Pennsylvania has now joined the states that legalized medical marijuana after Governor Tom Wolf signed Senate Bill 3, the Medical Marijuana Act (MMA), into law in April, 2016. With the passage of MMA, it is legal for the patients with ‘serious medical conditions’ to use medical marijuana in order to treat their health problems.
The Act states that severe, chronic or intractable pain of neuropathic origin is one of the serious medical conditions that qualify for treatment with medical marijuana. The law also allows using medical marijuana to treat severe, chronic or intractable pain in which conventional therapeutic intervention and opiate therapy is contraindicated or ineffective.
Moreover, parents or guardians of a minor with a serious medical condition can be allowed to lawfully collect medical marijuana from another state, territory or country to be administered to the minor.
More importantly, it is estimated that the medical marijuana could be used to fight the epidemic of opioid addiction that has resulted in numerous deaths from overdoses in Pennsylvania and throughout the United States.

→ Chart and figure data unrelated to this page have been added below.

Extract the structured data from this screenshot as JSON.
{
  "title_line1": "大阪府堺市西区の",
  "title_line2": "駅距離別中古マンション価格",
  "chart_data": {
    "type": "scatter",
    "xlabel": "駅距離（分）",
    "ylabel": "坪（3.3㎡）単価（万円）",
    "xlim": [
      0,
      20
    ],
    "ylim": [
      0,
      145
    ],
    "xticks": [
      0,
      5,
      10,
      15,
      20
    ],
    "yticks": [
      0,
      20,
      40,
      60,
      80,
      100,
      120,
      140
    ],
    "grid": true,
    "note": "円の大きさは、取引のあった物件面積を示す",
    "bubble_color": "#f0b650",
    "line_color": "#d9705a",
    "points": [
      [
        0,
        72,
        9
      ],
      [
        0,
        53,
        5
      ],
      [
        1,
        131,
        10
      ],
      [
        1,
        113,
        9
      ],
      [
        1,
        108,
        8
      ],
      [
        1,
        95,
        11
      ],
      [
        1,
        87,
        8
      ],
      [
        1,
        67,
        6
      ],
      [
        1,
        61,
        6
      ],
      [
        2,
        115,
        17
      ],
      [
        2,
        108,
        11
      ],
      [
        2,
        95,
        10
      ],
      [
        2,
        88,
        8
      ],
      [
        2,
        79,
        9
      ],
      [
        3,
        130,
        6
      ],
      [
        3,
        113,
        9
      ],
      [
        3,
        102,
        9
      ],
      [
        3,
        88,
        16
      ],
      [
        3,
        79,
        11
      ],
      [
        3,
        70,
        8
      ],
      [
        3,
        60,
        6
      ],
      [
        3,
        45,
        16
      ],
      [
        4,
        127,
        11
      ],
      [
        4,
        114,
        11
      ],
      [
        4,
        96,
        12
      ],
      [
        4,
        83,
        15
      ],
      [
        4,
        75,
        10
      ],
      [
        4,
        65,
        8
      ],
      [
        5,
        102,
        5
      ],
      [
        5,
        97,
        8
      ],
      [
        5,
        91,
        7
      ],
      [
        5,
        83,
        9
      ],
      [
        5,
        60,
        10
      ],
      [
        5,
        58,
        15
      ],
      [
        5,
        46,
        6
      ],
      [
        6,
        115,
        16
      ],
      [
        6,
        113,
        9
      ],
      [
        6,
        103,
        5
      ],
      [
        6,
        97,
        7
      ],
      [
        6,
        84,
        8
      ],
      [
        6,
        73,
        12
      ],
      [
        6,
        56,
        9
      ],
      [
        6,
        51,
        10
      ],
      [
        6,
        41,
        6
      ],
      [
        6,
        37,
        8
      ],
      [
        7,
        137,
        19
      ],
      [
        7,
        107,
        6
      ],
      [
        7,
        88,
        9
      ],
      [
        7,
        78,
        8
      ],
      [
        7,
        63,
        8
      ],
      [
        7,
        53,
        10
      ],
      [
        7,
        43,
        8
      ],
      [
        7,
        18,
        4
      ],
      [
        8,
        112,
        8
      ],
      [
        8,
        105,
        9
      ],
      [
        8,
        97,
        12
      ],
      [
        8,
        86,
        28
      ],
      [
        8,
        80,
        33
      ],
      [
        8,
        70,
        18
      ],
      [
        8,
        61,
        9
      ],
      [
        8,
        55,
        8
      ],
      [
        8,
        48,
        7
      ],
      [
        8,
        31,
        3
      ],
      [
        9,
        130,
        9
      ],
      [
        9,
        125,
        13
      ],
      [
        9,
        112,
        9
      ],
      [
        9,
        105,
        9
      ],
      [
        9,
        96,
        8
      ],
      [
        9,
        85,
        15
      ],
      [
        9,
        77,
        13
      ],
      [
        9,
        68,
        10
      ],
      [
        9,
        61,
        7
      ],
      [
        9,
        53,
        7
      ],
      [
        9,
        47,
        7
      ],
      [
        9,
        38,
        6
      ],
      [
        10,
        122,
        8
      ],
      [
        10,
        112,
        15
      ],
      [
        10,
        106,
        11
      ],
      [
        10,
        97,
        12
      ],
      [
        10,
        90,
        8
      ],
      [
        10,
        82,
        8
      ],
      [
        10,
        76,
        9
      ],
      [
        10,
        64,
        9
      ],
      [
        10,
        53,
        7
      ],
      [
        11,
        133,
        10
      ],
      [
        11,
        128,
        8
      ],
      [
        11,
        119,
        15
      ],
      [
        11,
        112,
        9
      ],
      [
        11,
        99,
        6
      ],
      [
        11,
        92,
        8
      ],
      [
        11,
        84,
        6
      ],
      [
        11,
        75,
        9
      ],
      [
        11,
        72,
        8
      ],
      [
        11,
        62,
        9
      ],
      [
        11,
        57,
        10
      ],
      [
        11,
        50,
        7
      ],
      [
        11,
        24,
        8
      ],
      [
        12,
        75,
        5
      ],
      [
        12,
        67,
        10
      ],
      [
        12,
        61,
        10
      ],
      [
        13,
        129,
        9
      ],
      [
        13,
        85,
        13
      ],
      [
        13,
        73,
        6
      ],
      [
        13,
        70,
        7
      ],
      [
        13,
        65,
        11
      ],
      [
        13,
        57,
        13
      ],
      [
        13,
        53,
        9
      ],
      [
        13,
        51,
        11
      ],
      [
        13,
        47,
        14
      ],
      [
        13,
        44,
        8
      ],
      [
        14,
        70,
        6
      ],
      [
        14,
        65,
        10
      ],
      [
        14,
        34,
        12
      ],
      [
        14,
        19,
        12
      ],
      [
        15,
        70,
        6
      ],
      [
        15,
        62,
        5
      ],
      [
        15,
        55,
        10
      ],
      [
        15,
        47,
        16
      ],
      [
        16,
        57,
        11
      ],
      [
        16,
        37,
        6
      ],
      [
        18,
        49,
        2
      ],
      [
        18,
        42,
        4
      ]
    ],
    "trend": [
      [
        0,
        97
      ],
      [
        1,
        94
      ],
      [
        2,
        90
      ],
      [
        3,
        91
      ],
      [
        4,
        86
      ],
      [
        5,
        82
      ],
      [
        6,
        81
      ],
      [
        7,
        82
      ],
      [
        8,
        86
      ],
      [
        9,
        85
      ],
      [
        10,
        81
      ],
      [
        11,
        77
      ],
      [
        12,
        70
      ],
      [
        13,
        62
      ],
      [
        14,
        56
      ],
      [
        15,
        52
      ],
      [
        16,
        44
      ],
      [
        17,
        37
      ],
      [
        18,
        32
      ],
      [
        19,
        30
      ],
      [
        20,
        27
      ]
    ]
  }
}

A report of the Centers for Disease Control and Prevention (CDC) from 2014 reveals that as many as 46 people die every day in the US due to an overdose of prescription opioid or narcotic painkillers, such as Vicodin (hydrocodone-acetaminophen), OxyContin (oxycodone), Opana (oxymorphone), and methadone.
In 2012, the CDC also found that health care providers wrote 259 million prescriptions for painkillers, which is enough for every American adult to have a bottle of pills.
The research study however opined that although there is evidence of the link between medical marijuana use and decrease in deaths from opioid overdoses, further study are required before wide adoption of medical marijuana use to counter the risks of opioid use.
So far, 24 states in the USA and Washington D.C. have legalized either medical marijuana or recreational marijuana, or both.